Demonstrate that a decision was not motivated by unlawful discrimination by pointing to cases when you took the same action against similarly situated employees who were not members of the charging party’s protected class.

5. Remember, the agency doesn’t know your business

In telling your version of the events, share details about your business that will help the agency understand why your action was justified. Think about why the charging party’s performance concerned you. Would that be readily apparent to an outsider?

6. Maintain confidentiality

Information about the charge should be on a need-to-know basis, especially if the charging party is still employed.

7. Be prompt and cooperative

Anti-bias agencies are less inclined to provide extensions than they once were. Failure to respond to a charge in a timely way can result in an adverse determination.

8. Work with your attorney

Because a discrimination charge can be the first step in a chain of legal actions, you must protect your company’s interests.

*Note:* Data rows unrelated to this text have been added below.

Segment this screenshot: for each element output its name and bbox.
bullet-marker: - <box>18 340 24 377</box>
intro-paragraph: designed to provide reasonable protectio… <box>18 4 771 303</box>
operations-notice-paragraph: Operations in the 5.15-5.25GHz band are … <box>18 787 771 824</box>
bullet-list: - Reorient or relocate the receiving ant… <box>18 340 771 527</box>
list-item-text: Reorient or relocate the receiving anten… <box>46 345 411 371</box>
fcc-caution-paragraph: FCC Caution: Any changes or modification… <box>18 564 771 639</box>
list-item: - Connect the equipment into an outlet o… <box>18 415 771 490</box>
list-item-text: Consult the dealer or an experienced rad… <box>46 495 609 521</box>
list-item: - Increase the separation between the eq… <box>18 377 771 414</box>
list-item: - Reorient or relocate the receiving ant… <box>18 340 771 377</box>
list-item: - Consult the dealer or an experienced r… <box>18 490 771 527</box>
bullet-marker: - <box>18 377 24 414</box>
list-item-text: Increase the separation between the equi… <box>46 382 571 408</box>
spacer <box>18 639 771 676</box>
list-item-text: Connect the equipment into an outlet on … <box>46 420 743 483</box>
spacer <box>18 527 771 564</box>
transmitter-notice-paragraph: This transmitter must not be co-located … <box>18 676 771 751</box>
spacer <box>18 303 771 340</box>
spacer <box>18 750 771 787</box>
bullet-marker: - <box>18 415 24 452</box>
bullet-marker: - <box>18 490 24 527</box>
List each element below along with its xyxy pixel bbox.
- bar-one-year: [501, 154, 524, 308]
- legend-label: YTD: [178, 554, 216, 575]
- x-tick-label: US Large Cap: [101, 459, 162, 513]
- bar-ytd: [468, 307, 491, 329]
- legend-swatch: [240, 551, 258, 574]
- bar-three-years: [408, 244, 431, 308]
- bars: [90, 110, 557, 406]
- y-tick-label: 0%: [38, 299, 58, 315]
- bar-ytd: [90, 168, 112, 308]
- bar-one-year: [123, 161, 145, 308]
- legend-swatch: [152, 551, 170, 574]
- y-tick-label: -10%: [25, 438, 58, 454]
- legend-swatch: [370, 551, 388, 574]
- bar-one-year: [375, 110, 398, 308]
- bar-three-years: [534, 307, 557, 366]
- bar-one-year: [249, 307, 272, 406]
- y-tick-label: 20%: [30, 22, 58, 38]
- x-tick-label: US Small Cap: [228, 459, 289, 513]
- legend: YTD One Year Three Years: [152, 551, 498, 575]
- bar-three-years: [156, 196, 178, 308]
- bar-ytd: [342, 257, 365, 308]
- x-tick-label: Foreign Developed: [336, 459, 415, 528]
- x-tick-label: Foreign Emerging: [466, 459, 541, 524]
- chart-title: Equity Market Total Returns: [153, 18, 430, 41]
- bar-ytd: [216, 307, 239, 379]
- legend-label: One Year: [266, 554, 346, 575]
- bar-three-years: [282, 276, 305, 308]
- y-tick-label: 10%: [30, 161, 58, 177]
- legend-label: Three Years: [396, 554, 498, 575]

Consider asking your attorney to investigate and prepare—or at least review—the response.

9. Contact your insurer

Insurance policies require prompt notice of claims. Many employment-practices liability policies define claims to include discrimination charges. Failing to apprise the insurer of a charge could result in denial of coverage, not only for the charge but all subsequent legal claims.

10. Preserve all documents

Courts are increasingly imposing harsh sanctions on em­ployers that fail to adequately preserve relevant evidence. When you receive an administrative charge, collect and preserve all documents that could be relevant. You may also want to suspend any routine practices that might result in the destruction of relevant records, particularly electronic information like emails, voice mails and Internet usage records.